Every year, in early February, Iowa holds a special celebration of sorts. It has nothing to do with roses, nothing to do with presidents and certainly nothing to do with beads. Thousands descend on the fairgrounds in Des Moines to celebrate bacon. The Blue Ribbon Bacon Festival, now in its fifth year, serves over 15,000 pieces of bacon during the one-day event. And while the revelers worship the crispy, salty goodness of bacon as they crunch into piece after piece, the true hero is dressed in pink.
Swine producers around the world have perfected the means by which this delicacy has tantalized our taste buds. Leaner muscles in pigs, perfected dietary formulas and superior genetics have led to improved pork products. And, with demand, comes increased prices at the marketplace and thus increased values for producers. With feed costs returning to normal levels, this year is shaping up to be a profitable one for producers, that is, for those not hit with porcine epidemic diarrhea (PED) virus.
But even with the improving market dynamics, the need to optimize feed costs while improving feed safety — especially in starter diets — remains an industry imperative.
Alternative energy sources
As producers look to mitigate the impacts of PED virus, they are choosing to replace certain feed ingredients in their diets. One of those ingredients is choice white grease. Some nutritionists, including the Kansas State Applied Swine Nutrition team, recommend replacing choice white grease in swine diets with crude soybean oil. That move, however, comes with higher feed costs.
“Currently there is a lot of disagreement in the industry between researchers, suppliers and veterinarians about how much risk feed poses to the spread of PED virus,” says Dr. Joel DeRouchey from Kansas State University. “The Pork Board and others are investing substantial resources to help assess this risk.”
As producers move away from animal fats as a supplemental energy in their diets toward all-vegetable sources, they are weighing the advantages and disadvantages of utilizing alternative sources such as distillers corn oil (DCO).
The rise of distillers corn oil
The major adoption of corn oil removal from ethanol production facilities put close to 3 billion pounds of DCO into the marketplace in 2013. Of these 3 billion pounds, about 1 billion are used to produce biodiesel with approximately 96 biodiesel plants utilizing DCO as its primary or secondary feedstock. It is estimated that 1 billion pounds of DCO is going into feed and the remaining 1 billion pounds being produced today is either exported or used in industrial applications.
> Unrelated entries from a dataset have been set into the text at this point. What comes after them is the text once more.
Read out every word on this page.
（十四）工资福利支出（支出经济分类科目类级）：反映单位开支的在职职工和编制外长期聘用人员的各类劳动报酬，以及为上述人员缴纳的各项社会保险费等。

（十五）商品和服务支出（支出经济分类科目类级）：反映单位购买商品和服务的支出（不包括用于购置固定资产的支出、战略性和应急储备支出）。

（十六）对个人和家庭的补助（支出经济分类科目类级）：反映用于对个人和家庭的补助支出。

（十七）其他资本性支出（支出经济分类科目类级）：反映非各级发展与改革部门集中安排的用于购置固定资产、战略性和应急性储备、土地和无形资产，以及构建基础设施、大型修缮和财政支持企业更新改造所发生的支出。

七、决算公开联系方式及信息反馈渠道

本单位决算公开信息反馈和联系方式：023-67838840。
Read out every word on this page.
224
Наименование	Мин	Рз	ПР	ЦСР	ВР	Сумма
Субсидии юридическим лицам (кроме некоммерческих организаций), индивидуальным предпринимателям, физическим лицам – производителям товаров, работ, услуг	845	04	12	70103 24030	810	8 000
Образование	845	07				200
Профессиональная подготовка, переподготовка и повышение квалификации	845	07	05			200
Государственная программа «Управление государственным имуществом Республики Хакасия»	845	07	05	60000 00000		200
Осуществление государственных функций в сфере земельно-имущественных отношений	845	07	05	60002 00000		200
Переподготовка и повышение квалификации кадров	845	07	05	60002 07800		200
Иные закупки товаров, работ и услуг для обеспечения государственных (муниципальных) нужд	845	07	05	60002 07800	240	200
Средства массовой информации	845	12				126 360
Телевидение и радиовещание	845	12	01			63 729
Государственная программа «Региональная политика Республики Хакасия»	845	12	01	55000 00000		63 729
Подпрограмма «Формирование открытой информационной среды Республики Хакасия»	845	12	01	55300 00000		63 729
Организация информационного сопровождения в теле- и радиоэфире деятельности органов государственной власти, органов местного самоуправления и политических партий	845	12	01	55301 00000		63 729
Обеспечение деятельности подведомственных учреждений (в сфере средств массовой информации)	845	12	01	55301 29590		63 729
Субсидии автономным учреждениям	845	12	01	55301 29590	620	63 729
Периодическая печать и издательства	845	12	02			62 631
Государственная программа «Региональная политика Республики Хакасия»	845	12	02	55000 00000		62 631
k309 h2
While the majority of DCO feed use today goes into layer and broiler feed, swine producers are increasing their interest in better understanding the impacts of utilizing DCO. Researchers currently are focusing on the impacts of increased unsaturated fatty acids, free fatty acids and the other impurities found in DCO.
But a new innovation is on the way that might change the use of DCO as a feed ingredient.
Next generation of DCO
Ethanol producers have found that greater value can be created for their DCO by further refining it. A patented system has been developed to further refine the DCO by reducing the free fatty acids from around 15 percent down to less than 1 percent. This further-refined DCO can be used as a replacement for soybean oil in swine starter diets and premixes, as well as other production systems that demand a highly refined vegetable oil as an energy ingredient. The benefit to swine producers is that this product is valued under the cost of crude soybean oil yet has very similar specifications.
“To produce a corn oil that has removed all of those limiting factors will provide a terrific option for an all-vegetable source of energy for swine producers,” comments Joseph Riley, director of Corn Oil ONE.
This further-refined corn oil may be just the alternative that producers need to continue their momentum and reduce the risk of PED virus impacting their system. But, as most producers understand, there is never time to celebrate. That is unless you find yourself at Blue Ribbon Bacon Festival. In which case, you can grab a piece of bacon, check out the bacon queen and compete in the bacon-eating contest. But, most importantly, celebrate the true star of the event: the pigs and those producing them.